Our literature search for the examples of PCA application to study the impact of physicochemical properties of specific amino acids on peptide bitterness showed no publication concerning this subject. The results of PCA concerned mostly peptides in general, including those derived from foods. For example, Nongonierma and FitzGerald [36] summarized the examples of descriptors obtained by means of PCA reflecting the physicochemical character of proteinogenic amino acids. These descriptors were applied for peptide quantitative structure–activity relationship (QSAR) modeling [36]. Another studies involving PCA quantitative descriptors of protein-originating amino acids were applied for PLSR of ACE-inhibiting, bitter-tasting and thromboplastin-inhibiting peptides [13]. PCA was applied by Iwaniak [38] to group ACE inhibitory peptides for families classified by their physicochemical properties. This analysis allowed finding some model ACE inhibitors that were searched in food-originating protein sequences [38]. Using PCA, Alizadeh-Pasdar et al. [39] studied Raman spectra to analyze the impact of, e.g., κ-carrageenan, pH, temperature on the structure of whey proteins.

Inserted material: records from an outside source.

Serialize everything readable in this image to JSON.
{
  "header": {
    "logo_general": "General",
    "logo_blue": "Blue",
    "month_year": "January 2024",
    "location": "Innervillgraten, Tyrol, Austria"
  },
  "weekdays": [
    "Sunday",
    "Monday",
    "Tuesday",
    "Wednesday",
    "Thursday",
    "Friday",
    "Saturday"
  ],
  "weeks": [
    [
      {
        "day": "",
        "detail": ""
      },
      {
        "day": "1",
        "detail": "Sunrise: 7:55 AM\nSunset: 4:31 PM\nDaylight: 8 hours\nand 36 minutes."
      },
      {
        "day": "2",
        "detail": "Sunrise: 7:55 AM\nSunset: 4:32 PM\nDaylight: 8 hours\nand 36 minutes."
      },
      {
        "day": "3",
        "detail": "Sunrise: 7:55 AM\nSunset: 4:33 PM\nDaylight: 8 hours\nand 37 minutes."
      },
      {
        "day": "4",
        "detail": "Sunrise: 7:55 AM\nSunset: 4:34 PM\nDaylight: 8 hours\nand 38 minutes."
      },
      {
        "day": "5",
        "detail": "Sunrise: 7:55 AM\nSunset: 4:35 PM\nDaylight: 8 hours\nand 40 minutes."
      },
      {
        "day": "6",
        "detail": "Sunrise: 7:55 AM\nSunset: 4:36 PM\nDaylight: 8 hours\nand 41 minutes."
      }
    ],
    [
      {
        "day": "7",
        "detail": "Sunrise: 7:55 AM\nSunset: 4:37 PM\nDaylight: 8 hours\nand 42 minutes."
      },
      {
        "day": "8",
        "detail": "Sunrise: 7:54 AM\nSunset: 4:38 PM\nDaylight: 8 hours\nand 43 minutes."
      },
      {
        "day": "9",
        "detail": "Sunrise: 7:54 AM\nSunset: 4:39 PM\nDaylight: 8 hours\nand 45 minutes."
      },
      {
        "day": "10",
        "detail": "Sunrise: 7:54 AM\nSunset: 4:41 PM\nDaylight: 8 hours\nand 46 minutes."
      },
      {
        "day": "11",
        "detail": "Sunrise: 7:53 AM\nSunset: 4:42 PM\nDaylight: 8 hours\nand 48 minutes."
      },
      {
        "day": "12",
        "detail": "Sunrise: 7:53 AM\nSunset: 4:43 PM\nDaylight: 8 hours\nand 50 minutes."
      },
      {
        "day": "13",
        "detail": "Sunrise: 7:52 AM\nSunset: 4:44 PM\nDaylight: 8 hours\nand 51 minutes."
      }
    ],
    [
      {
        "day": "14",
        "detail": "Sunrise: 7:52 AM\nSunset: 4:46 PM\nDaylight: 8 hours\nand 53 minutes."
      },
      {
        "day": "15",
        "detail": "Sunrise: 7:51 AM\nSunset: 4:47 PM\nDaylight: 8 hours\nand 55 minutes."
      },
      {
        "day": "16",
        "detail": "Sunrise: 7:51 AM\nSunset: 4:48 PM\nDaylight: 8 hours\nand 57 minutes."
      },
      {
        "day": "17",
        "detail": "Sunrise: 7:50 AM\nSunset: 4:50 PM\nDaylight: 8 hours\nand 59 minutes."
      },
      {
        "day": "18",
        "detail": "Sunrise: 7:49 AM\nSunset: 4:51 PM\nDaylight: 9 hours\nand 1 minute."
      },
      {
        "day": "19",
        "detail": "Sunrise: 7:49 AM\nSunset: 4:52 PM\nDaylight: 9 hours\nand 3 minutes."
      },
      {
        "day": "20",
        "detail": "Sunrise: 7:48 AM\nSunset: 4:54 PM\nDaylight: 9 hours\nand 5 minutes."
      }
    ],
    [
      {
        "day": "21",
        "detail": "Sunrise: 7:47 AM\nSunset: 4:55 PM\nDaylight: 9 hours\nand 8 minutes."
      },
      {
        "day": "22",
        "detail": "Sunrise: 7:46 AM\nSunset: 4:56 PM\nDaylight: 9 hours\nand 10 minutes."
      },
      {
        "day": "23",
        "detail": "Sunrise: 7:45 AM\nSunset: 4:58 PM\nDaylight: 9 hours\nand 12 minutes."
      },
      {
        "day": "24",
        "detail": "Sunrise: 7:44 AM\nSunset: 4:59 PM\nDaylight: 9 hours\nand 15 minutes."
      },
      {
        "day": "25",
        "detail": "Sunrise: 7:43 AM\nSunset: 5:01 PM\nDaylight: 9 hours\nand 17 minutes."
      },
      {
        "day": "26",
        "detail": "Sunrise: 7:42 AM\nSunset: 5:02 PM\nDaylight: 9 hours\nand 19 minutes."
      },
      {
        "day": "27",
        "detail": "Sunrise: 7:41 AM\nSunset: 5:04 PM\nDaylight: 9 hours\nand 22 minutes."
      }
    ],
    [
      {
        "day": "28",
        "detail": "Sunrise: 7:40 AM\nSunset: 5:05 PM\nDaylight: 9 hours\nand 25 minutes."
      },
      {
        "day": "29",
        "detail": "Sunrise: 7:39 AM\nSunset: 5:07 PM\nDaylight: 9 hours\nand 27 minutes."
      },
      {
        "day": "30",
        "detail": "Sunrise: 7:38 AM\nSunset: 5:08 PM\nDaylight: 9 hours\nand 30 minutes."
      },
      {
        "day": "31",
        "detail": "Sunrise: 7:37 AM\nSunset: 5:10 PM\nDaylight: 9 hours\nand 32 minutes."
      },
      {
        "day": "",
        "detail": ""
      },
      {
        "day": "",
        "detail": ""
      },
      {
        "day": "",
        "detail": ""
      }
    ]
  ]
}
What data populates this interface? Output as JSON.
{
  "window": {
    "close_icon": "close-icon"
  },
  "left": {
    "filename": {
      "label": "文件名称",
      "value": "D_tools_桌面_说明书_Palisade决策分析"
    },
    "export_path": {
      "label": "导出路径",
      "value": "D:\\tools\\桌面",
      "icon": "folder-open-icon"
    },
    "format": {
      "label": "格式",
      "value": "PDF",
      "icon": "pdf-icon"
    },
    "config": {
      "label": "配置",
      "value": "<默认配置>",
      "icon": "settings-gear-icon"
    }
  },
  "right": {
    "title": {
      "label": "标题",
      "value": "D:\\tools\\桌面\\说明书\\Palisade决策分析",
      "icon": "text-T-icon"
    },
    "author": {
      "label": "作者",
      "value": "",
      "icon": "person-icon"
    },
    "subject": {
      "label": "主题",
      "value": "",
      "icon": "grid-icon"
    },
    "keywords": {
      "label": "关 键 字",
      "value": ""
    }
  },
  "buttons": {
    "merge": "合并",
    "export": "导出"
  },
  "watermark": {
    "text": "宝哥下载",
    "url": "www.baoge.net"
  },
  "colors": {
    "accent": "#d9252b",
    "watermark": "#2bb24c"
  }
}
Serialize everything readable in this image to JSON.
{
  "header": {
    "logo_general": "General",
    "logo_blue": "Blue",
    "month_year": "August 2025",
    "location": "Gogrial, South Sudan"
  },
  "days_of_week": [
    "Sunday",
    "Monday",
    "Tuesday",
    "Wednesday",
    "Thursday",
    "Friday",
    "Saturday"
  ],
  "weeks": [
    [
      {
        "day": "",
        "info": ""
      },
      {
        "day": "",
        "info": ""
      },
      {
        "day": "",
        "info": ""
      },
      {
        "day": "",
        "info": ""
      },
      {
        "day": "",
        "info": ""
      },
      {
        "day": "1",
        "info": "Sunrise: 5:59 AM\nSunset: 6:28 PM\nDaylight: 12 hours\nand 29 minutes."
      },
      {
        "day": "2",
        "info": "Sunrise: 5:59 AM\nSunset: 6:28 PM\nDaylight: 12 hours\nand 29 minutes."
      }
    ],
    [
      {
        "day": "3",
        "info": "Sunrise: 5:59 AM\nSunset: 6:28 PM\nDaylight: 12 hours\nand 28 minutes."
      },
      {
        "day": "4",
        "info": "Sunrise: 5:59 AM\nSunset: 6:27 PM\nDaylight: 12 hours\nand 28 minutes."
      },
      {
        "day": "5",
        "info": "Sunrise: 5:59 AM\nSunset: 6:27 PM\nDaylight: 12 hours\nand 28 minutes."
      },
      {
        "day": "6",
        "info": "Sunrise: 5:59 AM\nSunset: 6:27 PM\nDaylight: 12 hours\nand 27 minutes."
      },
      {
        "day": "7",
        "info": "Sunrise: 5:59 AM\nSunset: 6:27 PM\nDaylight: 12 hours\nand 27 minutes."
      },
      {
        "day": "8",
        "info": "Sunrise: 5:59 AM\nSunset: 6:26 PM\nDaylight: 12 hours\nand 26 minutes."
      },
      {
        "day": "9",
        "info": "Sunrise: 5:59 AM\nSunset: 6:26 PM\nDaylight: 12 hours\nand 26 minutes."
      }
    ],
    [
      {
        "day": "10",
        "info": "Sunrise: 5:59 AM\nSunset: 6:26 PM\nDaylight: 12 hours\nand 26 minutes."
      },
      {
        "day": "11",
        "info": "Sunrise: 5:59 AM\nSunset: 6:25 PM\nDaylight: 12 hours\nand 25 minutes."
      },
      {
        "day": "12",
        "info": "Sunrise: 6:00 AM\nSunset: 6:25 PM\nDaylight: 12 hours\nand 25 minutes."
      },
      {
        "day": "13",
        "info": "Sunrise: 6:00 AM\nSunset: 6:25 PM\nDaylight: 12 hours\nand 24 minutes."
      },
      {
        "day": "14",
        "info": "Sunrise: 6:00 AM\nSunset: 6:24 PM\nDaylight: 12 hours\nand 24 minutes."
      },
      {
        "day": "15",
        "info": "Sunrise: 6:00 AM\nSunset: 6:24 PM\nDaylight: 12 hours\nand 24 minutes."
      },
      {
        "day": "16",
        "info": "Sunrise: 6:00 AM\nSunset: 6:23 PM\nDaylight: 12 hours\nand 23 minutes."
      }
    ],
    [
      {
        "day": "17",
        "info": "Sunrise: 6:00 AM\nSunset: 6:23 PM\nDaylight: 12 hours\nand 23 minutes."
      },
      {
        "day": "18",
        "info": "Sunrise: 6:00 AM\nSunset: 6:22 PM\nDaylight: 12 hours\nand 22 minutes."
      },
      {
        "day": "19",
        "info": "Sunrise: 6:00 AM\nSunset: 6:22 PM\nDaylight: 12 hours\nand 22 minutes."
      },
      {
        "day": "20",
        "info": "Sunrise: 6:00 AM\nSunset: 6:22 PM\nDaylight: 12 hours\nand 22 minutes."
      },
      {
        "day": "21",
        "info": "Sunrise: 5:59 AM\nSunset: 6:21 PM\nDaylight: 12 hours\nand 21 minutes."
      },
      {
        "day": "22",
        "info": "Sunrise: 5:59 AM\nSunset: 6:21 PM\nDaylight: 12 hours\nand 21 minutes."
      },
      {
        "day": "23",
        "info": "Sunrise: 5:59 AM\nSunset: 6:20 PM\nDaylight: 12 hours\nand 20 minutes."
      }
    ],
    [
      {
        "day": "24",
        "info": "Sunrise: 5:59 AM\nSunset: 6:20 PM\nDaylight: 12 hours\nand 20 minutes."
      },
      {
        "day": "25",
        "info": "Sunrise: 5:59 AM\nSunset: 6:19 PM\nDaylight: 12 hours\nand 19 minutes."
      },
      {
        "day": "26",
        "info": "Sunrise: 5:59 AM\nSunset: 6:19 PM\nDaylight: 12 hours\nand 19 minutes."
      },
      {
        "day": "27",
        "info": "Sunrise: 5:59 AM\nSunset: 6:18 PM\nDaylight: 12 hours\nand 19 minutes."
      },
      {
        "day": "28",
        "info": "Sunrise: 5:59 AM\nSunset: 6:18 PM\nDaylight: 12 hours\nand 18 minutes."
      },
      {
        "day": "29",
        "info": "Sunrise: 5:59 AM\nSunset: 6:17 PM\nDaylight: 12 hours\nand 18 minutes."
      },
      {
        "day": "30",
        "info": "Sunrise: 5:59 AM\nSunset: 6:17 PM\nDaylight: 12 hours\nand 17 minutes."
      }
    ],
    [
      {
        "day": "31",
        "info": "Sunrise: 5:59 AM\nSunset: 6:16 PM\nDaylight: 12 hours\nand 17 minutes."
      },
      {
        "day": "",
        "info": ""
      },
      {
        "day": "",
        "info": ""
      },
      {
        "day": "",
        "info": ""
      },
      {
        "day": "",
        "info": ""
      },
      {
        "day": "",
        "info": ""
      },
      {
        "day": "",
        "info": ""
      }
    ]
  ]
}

To summarize, PCA known as the oldest and best-known multivariate methodology [15] may be also used to study the chemical nature of food-originating peptides. Moreover, PCA allows to show so-called the structure of the dataset and recognize the importance of specific variables forming PCs. It can be especially useful when other chemometric methods (e.g., MLR, see discussion above) may not “immediately” indicate which attributes affect the property of a molecule. Thus, PCA can be applied as the initial study helping to broaden the knowledge about the molecules. Using PCA as the initial step in continuing chemometric studies is consistent with the Wold’s postulate “use the resulting principal components to guide your continued investigations or chemical experimentation, not as end in itself” [40]. Regardless of the potential and practical application of PCA, our results show that this method may be used to find the relationships between variables to discover the structure of the dataset analyzed.

Final remarks

PCs obtained for di- and tripeptides (4 and 5, respectively) led to observe the impact of the following properties on the bitter taste of peptides analyzed: relatively high molecular weight, bulkiness, and increasing number of carbon and hydrogen atoms of amino acid residues forming the sequences of peptides. Such properties were typical of the C-terminal residue of the di- and tripeptide chain (positive correlations). The above-mentioned properties were also confirmed for the N-terminal residue of di- and tripeptide but the correlations were negative. Our results revealed the importance of hydrophobicity in the bitterness of peptides analyzed. It confirmed observations of other authors who analyzed the impact of the chemical nature of peptides on their bitterness using other bio-/cheminformatic tools. Thus, PCA was found a useful method enabling to distinguish the major properties which determine the bitterness of di- and tripeptides derived from food proteins.